In the chapter titled “Meaning,” Pink refers to the Dalai Lama’s comment at a Mind and Life Institute press conference: “Science and Buddhism are very similar,” he said, “because they are exploring the nature of reality, and both have the goal to lessen the suffering of mankind.” Pink aims to urge the importance in the Conceptual Age of taking spirituality seriously. He offers up examples of ways of doing so—medical schools that teach their students to take “spiritual histories” of patients; village greens, prisons, universities, and hospitals with incorporated labyrinths; employees who articulate hunger for bringing spiritual values—meaning and purpose—to their workplaces as documented in a University of Southern California business school report (A Spiritual Audit of Corporate America).
I bring up spiritual values and business because BP is replacing Tony Hayward, the company CEO who presided over attempts to cap the Gulf of Mexico deep sea oil gusher, with a new CEO: Bob Dudley, who says he will put safety at the center of future exploration.

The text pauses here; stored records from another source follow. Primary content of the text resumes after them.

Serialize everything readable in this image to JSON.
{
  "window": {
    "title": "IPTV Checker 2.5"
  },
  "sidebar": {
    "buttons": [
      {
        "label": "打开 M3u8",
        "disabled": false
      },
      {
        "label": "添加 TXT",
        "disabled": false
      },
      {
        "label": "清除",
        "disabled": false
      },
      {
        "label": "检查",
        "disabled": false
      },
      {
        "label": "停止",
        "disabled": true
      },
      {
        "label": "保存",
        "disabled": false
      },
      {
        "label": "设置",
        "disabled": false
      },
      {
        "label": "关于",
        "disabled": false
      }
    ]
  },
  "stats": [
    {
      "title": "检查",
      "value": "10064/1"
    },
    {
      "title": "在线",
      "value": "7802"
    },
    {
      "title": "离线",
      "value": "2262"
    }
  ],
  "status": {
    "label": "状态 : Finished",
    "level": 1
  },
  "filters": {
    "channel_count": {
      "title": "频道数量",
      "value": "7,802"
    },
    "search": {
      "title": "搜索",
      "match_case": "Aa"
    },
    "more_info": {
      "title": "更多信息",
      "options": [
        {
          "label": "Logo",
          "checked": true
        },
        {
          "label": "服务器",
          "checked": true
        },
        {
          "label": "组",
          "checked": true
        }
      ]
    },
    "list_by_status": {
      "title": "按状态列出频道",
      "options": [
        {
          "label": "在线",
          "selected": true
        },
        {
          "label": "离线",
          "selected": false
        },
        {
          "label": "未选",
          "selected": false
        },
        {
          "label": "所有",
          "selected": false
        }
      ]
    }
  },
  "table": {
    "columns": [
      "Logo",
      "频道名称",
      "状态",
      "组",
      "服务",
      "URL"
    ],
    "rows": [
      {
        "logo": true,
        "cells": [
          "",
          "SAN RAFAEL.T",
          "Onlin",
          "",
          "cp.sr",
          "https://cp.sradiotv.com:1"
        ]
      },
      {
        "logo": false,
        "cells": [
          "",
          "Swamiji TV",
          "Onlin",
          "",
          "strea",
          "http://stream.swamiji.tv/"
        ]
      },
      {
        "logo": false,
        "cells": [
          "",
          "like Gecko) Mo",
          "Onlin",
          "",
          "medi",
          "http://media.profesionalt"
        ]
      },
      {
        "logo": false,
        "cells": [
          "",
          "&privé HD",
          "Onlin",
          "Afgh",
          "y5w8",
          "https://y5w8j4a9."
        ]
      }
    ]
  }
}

Dudley has spoken of the need to restructure and reorganize in order to advance this goal.
But safety is a value—a deeply held belief that is beyond compromise; if my reading of Pink is on target, BP’s new CEO, and other oil professionals are going to have to enlist “whole minds” to embrace truly safety as a value. Robots run by computers — inventions of the information age — have worked to cap the well but it took months. Many reasons explain the absence of a fast fix, among them the fact that robots and computers can feel no empathy, don’t see “the big picture,” can’t handle context, and don’t work creatively; and approaches to the calamity sprang primarily from L-directed thinking of oil professionals—logic, sequence, and analysis.
If BP enlisted R-directed thinkers and got the benefit of what Pink calls their “high concept-high touch” abilities—emotional intelligence, imagination and creativity—could the company (and others like it), move “Beyond Petroleum,” (BP’s recent and now-ironic) marketing slogan? In The New Division of Labor: How Computers are Creating the Next Job Market, economists Frank Levy and Richard Murnane write that the future belongs to people who excel at expert thinking (solving problems for which there are no rules-based solutions) and complex communication (persuading, explaining, and conveying information). The solution to the BP disaster and future crises like it will not be a new design for deepwater drilling. Rather we’ll need imaginative, emotionally intelligent, R-directed professionals working alongside L-directed professionals in the oil industry. But that’s not all. And in order to make my point I’ll refer to the myth of Pandora, a story I’ve previously found useful in connection with the Gulf of Mexico oil catastrophe.
According to the legend, Pandora opened her jar—a gift from Zeus—and the evil it contained escaped and spread over the earth. Pandora hurried to close the lid, but the entire contents of the jar had escaped, except for hope. I’d like to argue that the analogous gift that “Pandora’s Well” might still release is the human valuing of right hemisphere brain functions—synthesis, emotional expression, metaphor, and context; if so, with regard to human use of fossil fuels, we have the possibility of acting on “the big picture” with a whole new mind.